Bloggewitter: Heimat und Identität Welche Bedeutung hat aber nun der Begriff „Heimat“ in der islamischen Welt und was lässt sich in der religiösen Tradition des Islam hierzu finden?

In den meisten Ländern der islamischen Welt wird „Heimat“ durch das aus dem Arabischen stammende Wort „Watan“ (im Türkischen „vatan“ geschrieben) ausgedrückt. Dem „Lisan al-Arab“ („die Sprache der Araber“; verfasst 1290 von Ibn Manzur) genannten berühmtesten arabischen Lexikon zufolge ist watan „…Der Niederlassungsort (manzil), an dem man sich aufhält“ – „Niederlassung“ ist hier im Sinne von „Sesshaftwerdung“ zu verstehen. In sprachlicher Hinsicht wird mit diesem Ort also der Ort bezeichnet, an dem man seinen Wohnsitz hat; auch die Orte, an dem eine Herde zu weiden pflegt, wird im Arabischen als ihr „watan“ bezeichnet.

Zum Teil ist der Begriff „watan“ aber im Lauf der jüngeren Geschichte, ähnlich wie der deutsche Heimatbegriff, politisch stark aufgeladen und leider in einigen Fällen auch zu ideologischen Zwecken missbraucht worden: so haben in der arabischen Welt einige meist sozialistisch orientierte Parteien wie zum Beispiel die Ba’th-Partei diesen Begriff benutzt, um ihre Vorstellungen von der Arabischen Einheit zu untermalen.
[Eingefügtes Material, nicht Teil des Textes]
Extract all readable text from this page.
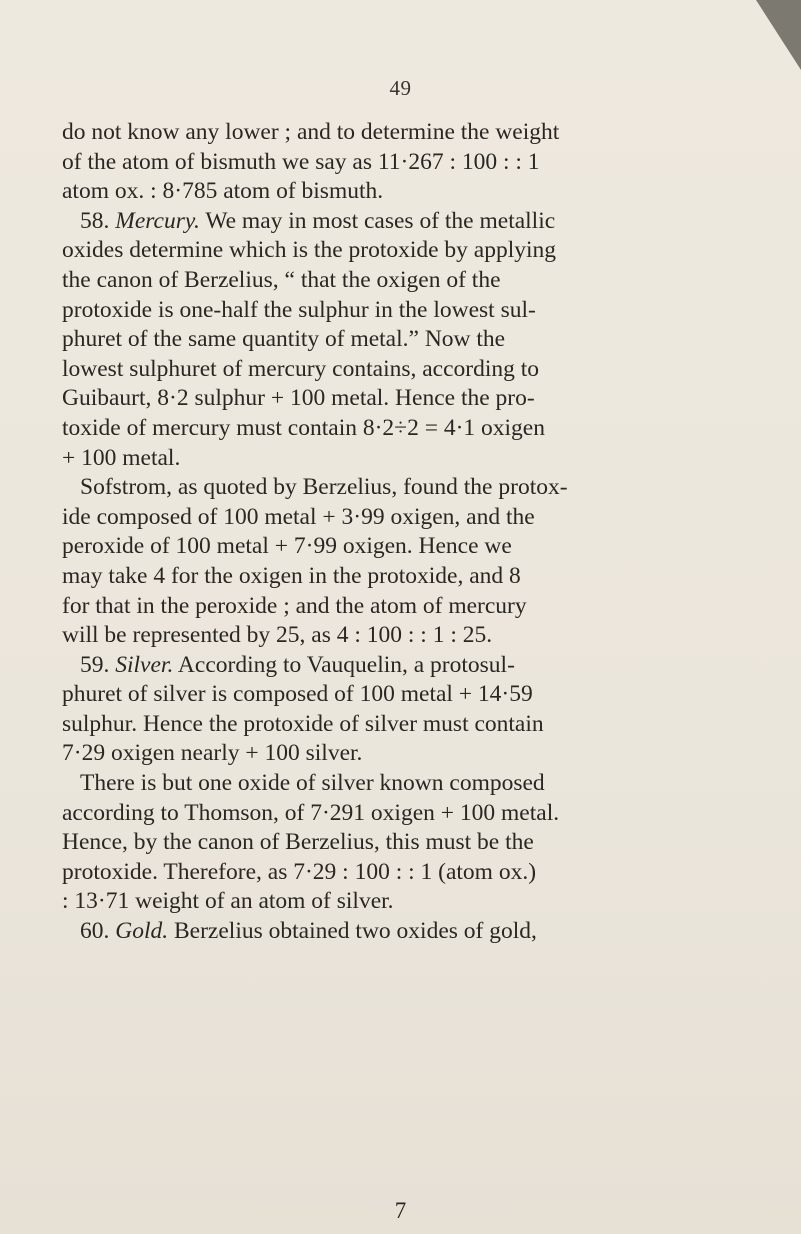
49
do not know any lower ; and to determine the weight
of the atom of bismuth we say as 11·267 : 100 : : 1
atom ox. : 8·785 atom of bismuth.
58. Mercury. We may in most cases of the metallic
oxides determine which is the protoxide by applying
the canon of Berzelius, “ that the oxigen of the
protoxide is one-half the sulphur in the lowest sul-
phuret of the same quantity of metal.” Now the
lowest sulphuret of mercury contains, according to
Guibaurt, 8·2 sulphur + 100 metal. Hence the pro-
toxide of mercury must contain 8·2÷2 = 4·1 oxigen
+ 100 metal.
Sofstrom, as quoted by Berzelius, found the protox-
ide composed of 100 metal + 3·99 oxigen, and the
peroxide of 100 metal + 7·99 oxigen. Hence we
may take 4 for the oxigen in the protoxide, and 8
for that in the peroxide ; and the atom of mercury
will be represented by 25, as 4 : 100 : : 1 : 25.
59. Silver. According to Vauquelin, a protosul-
phuret of silver is composed of 100 metal + 14·59
sulphur. Hence the protoxide of silver must contain
7·29 oxigen nearly + 100 silver.
There is but one oxide of silver known composed
according to Thomson, of 7·291 oxigen + 100 metal.
Hence, by the canon of Berzelius, this must be the
protoxide. Therefore, as 7·29 : 100 : : 1 (atom ox.)
: 13·71 weight of an atom of silver.
60. Gold. Berzelius obtained two oxides of gold,
7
Im modernen Arabisch wird die arabische Welt in ihrer Gesamtheit, also vom Irak bis nach Mauretanien, deshalb auch als „al-watan al-Arabi“ („die arabische Heimat“ oder „das arabische Vaterland“) bezeichnet. Bereits gegen Ende des osmanischen Reiches und seit Atatürk, wird dieser Begriff auch in der Türkei dazu benutzt, um das Verständnis von Nation zu untermauern. So lautet einer der Slogans, die von den Soldaten  der türkischen Armee gerufen werden: „her _ey vatan için“ („alles für das Vaterland“), was für deutsche Ohren nicht gerade angenehme Assoziationen hervorruft.

Wie sieht es aber nun in religiöser Hinsicht mit dem Begriff der Heimat im Islam aus?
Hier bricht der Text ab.